I'm interested in Computer Vision and Machine Learning. Particularly, I focus on:
Neural cellular automata and self-organizing systems
Interpretability of adversarial attacks and adversarial robustness
Different cognition biases between humans and deep-learning based computer vision models
I believe studying bio-inspired models and investigating the difference between humans and machines can help us achieve silicon-based artificial human intelligence!
We propose AdaNCA, inserting NCA into ViTs as plug-and-play adaptors for enhancing their robustness. We develop a unified perspective of NCA and ViT in terms of token interaction learning. Our work takes the first step to scale NCA up to solve large-scale computer vision problems, and proves that NCA can be practically utilized to improve the robustness of current vision transformer models.
MeshNCA is a comprehensive framework for 3D texture synthesis. It is compatible with image or text targets, and enjoys various test-time properties such as texture density control, grafting, and mesh generalization. Play with our demo!
We examine the behaviors of NCA at the spatio-temporal limit and find it struggling to generate correct patterns. We propose a simple yet effective solution by initializing the seeds with noises. The increased spatio-temporal continuity enables several test-time controls, including anisotropic scaling, multi-scale pattern formation, and continuous speed adjustment. Play with our demo!

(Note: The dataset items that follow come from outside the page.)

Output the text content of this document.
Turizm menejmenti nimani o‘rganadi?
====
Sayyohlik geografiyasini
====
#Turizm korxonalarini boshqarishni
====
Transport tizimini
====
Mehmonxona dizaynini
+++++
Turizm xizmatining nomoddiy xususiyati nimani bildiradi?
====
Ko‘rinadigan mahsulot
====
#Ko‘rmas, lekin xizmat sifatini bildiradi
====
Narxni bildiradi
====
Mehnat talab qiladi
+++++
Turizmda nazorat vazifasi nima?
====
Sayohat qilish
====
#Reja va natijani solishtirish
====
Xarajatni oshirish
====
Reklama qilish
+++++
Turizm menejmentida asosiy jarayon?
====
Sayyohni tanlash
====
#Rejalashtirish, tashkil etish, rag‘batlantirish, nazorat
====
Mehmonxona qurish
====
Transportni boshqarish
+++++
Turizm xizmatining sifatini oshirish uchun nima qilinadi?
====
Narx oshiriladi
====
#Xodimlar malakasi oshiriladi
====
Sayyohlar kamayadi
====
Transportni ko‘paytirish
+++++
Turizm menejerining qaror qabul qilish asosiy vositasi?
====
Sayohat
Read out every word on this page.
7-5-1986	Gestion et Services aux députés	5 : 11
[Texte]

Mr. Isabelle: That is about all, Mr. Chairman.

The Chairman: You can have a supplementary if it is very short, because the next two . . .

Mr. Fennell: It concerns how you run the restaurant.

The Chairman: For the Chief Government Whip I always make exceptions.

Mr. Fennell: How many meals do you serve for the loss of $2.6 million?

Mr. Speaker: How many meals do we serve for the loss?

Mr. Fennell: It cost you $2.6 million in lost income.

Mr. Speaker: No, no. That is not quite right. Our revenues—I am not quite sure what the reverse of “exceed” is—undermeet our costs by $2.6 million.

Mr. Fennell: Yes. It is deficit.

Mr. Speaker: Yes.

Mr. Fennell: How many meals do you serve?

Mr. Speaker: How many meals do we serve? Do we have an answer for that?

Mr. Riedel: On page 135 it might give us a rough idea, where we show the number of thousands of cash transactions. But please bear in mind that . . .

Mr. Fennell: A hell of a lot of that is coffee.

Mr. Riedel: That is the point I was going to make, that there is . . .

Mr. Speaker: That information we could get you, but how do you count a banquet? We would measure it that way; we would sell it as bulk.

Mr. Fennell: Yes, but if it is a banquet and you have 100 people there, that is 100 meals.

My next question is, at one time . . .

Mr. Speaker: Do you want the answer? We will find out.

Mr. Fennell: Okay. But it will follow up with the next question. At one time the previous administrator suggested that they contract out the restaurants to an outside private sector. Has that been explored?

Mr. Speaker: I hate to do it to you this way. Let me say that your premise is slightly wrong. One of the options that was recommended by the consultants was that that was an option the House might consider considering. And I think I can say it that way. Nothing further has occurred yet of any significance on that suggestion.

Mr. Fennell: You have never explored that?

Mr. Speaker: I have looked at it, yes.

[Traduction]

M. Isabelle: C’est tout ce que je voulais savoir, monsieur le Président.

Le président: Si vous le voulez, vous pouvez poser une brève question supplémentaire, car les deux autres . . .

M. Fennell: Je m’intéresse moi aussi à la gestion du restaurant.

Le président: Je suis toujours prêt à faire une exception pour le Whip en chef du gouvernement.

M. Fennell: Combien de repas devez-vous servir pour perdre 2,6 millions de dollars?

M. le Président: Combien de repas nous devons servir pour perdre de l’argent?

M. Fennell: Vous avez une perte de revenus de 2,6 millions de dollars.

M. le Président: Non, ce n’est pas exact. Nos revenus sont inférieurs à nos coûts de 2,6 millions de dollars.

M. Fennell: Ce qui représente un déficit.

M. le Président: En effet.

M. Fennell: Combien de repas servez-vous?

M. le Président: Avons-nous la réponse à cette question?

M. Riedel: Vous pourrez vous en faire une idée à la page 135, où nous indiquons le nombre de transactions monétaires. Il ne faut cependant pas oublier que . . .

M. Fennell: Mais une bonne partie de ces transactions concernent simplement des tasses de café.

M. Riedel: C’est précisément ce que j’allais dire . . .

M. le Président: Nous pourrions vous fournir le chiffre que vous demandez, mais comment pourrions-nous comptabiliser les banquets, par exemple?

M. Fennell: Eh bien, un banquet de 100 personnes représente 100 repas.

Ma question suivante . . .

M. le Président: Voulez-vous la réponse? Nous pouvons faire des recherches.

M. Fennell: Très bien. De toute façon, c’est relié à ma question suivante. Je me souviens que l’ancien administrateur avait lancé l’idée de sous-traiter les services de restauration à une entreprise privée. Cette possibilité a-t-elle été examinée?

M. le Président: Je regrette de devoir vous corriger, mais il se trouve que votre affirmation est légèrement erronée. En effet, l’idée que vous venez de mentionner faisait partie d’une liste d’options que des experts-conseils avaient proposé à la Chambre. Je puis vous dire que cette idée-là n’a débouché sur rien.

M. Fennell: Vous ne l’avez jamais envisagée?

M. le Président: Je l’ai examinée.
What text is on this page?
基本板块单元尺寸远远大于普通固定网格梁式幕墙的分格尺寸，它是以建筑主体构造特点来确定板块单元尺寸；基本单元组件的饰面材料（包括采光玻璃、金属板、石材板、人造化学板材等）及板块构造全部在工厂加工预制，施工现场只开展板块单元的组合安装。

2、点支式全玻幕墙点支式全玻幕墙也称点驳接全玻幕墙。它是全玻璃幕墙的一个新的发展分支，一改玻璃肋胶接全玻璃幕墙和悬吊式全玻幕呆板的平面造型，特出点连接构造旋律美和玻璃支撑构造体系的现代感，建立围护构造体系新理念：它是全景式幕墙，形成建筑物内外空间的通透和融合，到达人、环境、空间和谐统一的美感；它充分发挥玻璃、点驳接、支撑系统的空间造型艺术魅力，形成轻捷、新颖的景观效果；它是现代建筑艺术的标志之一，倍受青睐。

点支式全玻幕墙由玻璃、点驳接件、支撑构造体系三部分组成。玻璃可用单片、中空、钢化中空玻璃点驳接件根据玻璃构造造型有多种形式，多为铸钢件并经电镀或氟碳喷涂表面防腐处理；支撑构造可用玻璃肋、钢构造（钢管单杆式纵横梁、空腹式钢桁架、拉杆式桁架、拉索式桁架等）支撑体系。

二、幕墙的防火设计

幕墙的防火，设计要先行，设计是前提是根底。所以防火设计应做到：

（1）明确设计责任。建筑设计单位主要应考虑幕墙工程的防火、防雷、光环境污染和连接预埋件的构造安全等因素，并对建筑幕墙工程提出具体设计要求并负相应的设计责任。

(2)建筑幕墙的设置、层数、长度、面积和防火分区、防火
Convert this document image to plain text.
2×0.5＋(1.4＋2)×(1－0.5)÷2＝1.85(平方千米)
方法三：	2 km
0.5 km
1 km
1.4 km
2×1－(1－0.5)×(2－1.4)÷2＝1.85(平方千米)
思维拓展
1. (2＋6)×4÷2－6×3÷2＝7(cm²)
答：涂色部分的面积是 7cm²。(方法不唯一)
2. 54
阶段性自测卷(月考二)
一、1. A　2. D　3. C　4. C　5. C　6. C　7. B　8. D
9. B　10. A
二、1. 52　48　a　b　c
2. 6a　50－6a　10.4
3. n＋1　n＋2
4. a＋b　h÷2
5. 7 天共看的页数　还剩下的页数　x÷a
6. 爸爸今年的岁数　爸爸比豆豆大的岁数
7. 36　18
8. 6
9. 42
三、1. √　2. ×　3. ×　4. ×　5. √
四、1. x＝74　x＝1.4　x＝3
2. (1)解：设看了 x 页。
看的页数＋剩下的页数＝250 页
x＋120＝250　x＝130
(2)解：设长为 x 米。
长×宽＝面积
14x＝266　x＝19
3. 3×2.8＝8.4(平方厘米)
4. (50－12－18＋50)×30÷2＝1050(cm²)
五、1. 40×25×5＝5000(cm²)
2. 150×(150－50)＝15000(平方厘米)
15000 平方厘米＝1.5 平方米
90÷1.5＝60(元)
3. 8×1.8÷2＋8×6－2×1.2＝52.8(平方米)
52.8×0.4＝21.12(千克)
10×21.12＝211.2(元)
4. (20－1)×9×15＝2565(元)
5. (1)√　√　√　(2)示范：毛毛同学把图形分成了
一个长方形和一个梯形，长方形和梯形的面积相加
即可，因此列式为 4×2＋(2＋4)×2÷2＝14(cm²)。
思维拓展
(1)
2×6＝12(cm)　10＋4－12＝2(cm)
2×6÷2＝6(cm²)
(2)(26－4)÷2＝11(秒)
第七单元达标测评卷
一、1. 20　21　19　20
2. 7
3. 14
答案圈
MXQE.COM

We take the first step to study adversarial attacks for embodied agents. We generate spatiotemporal perturbations to form 3D adversarial examples, exploiting the
interaction history in both the temporal and spatial dimensions.
We explain adversarial robustness for deep models from a new perspective of neuron sensitivity which is measured by neuron behavior variation intensity against benign and adversarial examples.